Since the breakdown voltage can be maintained low due to the presence of the lnAsP layer, a good guard ring effect can be achieved, and the semiconductor photodetector always operates normally. In addition, even without reducing the impurity concentration of the InP layer to lower the electric field at the pn junction, the effective multiplication region is thicker than that of the conventional one, so it can be used naturally. Generatively, the pn junction can have a low electric field and thus low noise.
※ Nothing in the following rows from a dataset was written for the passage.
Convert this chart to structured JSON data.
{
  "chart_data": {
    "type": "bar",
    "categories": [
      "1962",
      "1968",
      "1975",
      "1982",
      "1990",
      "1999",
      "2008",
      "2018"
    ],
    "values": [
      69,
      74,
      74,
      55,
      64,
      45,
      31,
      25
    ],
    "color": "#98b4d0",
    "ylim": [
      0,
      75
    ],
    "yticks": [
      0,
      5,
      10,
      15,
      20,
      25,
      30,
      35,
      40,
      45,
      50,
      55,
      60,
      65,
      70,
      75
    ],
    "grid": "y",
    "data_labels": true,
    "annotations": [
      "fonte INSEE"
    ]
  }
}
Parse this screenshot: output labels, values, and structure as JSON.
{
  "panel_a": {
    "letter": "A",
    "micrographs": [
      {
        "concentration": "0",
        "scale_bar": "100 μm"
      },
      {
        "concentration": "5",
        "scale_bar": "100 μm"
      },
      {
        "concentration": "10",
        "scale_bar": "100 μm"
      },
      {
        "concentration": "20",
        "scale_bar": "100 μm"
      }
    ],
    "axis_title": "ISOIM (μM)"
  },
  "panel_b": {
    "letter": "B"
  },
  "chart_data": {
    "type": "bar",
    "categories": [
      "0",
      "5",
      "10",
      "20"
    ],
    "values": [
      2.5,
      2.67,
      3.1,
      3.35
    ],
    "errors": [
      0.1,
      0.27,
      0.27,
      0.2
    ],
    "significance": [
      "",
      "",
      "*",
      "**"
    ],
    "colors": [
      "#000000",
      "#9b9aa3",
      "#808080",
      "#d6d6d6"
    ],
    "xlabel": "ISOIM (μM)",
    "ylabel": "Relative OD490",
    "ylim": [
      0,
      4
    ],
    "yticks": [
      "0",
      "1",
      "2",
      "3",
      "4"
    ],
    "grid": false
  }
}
[Brief explanation of drawings]

FIG. 1 is a cross-sectional side view of essential parts of an embodiment of the present invention, FIG. 2 is a diagram showing the relationship between excess noise coefficient and multiplication factor of the semiconductor photodetector shown in FIG. 1, and FIG. Fig. 1 is a diagram showing the relationship between the device breakdown voltage and the impurity concentration in the multiplication region of the semiconductor photodetector, and Fig. 4 is a cross-sectional side view of the main part of the conventional example. Type rnP substrate, 2 is n-type InP buffer layer, 3 is energy hand gap 0.7
(eV), an n-type GaInAs light absorption layer,
4 is an n-type GaInAs light absorption layer with an energy hand gap of 0.9 (eV), 5 is an n-type 1
nP multiplication layer, 6 is n-type InP guard ring layer, 7 is p
" type light-receiving area, 8 indicates an n-type Ga1nAsP multiplication layer, and hν indicates incident light. Patent applicant: Fujitsu Ltd. Representative Patent Attorney Akira Utoya Representative Patent Attorney Hiroshi Watanabe - Figure 1 Figure 2 Multiplication factor M

Claims (1)

[Claims] An opposite conductivity type multiplication layer formed directly under one conductivity type light-receiving region and having a predetermined energy band gap, and an opposite conductivity type multiplication layer having an energy band gap smaller than that of the opposite conductivity type multiplication layer. A semiconductor light-receiving device characterized by having a multiplication region formed by stacking double layers.